In the manifestation phase, the virus exhibited user-observable behavior. The Elk Cloner virus manifested itself using 14 different behaviors, some of which were subtle and difficult to observe, or caused by a transient error.
These behaviors at different boot numbers were:
|10||Overwrote the reset vector. Pressing CONTROL-RESET entered the monitor program instead of DOS.|
|15||Modified the video mode, causing inverted screen text.|
|20||Wrote to the speaker, causing users to hear a brief click.|
|25||Modified the video mode so that the on-screen text flashed.|
|30||Rearranged the characters that represented the file type when executing the CATALOG command.|
|35||Modified the value that represented CONTROL-D, so that the DOS commands invoked from Applesoft BASIC were printed rather than executed.|
|40||Overwrote the reset vector so that pressing CONTROL-RESET forced the machine to enter an infinite loop.|
|45||Set the Applesoft program protection flag.|
|50||Modified the reset vector.
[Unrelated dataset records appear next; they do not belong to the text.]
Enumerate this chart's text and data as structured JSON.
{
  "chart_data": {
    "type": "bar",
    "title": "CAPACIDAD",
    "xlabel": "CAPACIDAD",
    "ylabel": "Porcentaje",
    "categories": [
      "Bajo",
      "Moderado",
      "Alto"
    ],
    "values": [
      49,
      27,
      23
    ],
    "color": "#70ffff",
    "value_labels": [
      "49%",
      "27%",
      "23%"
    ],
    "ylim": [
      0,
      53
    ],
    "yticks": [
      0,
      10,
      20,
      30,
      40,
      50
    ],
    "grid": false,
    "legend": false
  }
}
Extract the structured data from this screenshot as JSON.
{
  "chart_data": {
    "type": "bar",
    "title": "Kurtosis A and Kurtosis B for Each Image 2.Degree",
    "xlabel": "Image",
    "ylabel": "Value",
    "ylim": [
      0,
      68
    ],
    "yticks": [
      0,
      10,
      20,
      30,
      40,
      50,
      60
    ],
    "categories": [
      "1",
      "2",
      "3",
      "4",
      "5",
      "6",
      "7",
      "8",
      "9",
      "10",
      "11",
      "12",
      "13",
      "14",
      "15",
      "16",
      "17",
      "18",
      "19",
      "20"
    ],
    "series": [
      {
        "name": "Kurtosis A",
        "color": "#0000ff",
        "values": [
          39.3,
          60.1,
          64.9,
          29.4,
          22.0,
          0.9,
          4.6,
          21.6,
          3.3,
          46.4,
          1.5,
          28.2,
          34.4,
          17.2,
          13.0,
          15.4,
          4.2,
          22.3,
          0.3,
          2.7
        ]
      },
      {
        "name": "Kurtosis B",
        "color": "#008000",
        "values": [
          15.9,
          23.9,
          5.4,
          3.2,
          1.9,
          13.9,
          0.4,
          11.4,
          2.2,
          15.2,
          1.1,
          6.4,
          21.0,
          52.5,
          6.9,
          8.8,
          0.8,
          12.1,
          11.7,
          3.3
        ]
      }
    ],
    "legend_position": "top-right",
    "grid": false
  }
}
Pressing CONTROL-RESET displayed the Elk Cloner poem.|
|55||Modified a constant in the diskette calibration code to change the sound the disk calibration process made during the boot process.|
|60||Wrote a different value to the constant in the disk calibration code, similar to 55th boot.|
|65||Overwrote the DOS command handler's first instruction to jump to the monitor routine, leading to the disk booting into the monitor.|
|70||Wrote a different value to the constant in the disk calibration code, similar to 55th boot.|
|75-78||Unconditionally branched to the first instruction executed when booting a disk, leading to four consecutive reboots.|
|79||Reset the boot counter.|
Behavior types with an Elk Cloner infection
Starting with the 10th boot, Elk Cloner did something different on every 5th boot. The system then displayed different kinds of behaviors.
On the 50th boot, Elk Cloner made its presence known by modifying the reset vector. It would reference a subroutine to display Skrenta's poem. Pressing RESET-CONTROL exited the program to a DOS prompt.
Observed in the 10th, 15th, 25th, 40th, 65th and 75th boots, these behaviors led to errors such as entering the monitor program, displaying inverted or flashing text on the screen, or hanging the system. Because the machine returned to normal behavior with a system reboot, most users considered these behaviors a transient problem with the diskette or drive. They also had no reason to suspect tampering because this was the first virus in the wild.
The remaining behaviors were difficult to detect, and occurred in the 20th, 30th, 55th, 60th and 70th boots. Since they were subtle, users often overlooked them.
Enduring impact of the Elk Cloner virus
Elk Cloner was the first virus to affect a system during boot-up. The virus targeted and affected Apple II's boot sector. Apart from display annoying messages, the virus did not have any drastic negative effects. However, it did spread rapidly, and at one point, infected a U.S. Navy member's computer.
When any machine used an infected floppy disk, the virus entered its memory. It also compromised clean floppy disks as soon as they came in contact with the computer carrying an infected floppy. Elk Cloner's capacity to copy itself -- which is a major characteristic of a virus -- annoyed many of Skrenta's friends and classmates.
The term virus was coined in 1984 to describe a self-replicating program that inconvenienced users. Elk Cloner, which predates the term by two years possibly played a role in this new nomenclature. Elk Cloner also predates by four years the world's first Microsoft OS virus, Brain, which came out in 1986.